I admit that I felt very dubious about this book. What could be the point of a book about loving Middlemarch, I wondered? Many contemporary authors who love something go on to ruin it by publishing novels placed in the same world with the same characters, or putting the same characters in a slightly different world, or place the beloved author herself as a character in a story that mirrors those characters. Those books tend to be terrible.
But My Life in Middlemarch is wonderful. Rebecca Mead is a careful, thoughtful curator: she draws from letters, diaries, and numerous other materials to reconstruct George Eliot and her contempories in a way that feels fleshed out and full, not caricatured. She allows that it is not possible to know everything about these lives long past and doesn't try to; nor does she try to equate the characters with the real players in Eliot's life. Instead, the lives provide their own story, and the ways that the real story and the fictional narratives reflect on one another speak for themselves.

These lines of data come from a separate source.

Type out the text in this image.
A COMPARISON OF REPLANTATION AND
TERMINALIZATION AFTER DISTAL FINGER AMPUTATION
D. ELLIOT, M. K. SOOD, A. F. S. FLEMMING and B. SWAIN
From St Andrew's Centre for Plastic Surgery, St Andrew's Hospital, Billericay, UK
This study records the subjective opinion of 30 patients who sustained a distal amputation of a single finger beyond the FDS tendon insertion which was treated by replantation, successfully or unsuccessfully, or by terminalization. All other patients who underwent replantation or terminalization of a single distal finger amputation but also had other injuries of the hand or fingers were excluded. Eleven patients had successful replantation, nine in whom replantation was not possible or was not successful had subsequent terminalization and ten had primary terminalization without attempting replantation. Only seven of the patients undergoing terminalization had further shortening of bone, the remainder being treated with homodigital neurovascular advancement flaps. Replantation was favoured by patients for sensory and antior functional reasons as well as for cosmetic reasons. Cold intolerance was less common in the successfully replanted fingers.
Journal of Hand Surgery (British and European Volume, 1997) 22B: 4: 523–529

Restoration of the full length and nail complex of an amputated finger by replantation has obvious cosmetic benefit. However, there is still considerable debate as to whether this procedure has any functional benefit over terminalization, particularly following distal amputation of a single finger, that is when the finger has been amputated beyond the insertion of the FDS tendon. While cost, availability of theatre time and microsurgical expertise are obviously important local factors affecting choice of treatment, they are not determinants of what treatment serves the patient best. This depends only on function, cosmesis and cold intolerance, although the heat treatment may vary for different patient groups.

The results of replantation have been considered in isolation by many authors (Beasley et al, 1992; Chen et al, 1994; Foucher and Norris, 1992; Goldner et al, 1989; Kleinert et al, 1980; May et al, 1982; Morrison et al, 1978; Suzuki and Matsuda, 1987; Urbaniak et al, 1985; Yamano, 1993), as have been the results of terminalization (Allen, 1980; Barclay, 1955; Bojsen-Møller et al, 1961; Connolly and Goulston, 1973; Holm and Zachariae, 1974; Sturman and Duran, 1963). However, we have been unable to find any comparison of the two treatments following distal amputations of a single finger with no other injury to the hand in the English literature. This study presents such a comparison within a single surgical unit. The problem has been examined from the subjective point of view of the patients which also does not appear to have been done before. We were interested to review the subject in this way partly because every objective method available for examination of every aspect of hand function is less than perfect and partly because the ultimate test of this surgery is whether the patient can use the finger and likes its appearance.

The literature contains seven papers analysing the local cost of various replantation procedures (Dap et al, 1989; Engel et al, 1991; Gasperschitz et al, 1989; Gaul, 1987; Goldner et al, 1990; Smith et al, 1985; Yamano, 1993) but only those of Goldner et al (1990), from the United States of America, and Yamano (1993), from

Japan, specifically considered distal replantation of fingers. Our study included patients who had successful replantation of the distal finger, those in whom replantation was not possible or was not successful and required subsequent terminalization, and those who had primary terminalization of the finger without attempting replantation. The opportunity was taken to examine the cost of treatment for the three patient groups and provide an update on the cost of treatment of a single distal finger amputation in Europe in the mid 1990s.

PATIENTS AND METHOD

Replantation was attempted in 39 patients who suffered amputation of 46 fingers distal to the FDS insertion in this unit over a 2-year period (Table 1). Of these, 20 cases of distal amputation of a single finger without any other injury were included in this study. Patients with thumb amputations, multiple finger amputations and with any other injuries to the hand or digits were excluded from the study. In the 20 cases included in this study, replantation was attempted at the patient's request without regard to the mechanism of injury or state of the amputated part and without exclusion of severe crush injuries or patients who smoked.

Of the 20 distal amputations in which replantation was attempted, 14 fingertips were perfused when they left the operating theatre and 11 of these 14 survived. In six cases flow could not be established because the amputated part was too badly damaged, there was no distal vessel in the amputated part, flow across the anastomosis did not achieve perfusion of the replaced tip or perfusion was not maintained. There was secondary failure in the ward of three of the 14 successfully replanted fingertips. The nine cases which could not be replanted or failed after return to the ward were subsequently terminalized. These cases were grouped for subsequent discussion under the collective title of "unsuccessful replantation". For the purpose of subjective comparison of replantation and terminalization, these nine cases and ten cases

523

Mead's own biography, when it appears in segues and brief details, serves as another layer of depth, not a superficial structure. Much of her story is steeped in nostalgia: as she travels to the residences where Eliot lived or cities where she visited, Mead remembers previous trips to those same places, and the distance between her adult life and her earlier life mirrors the relationship between Eliot the author and the characters she draws in Middlemarch. I found myself sympathetic and relating to those stories, and felt that the contemporary reflections enhanced rather than distracted from her research of Eliot's life and work.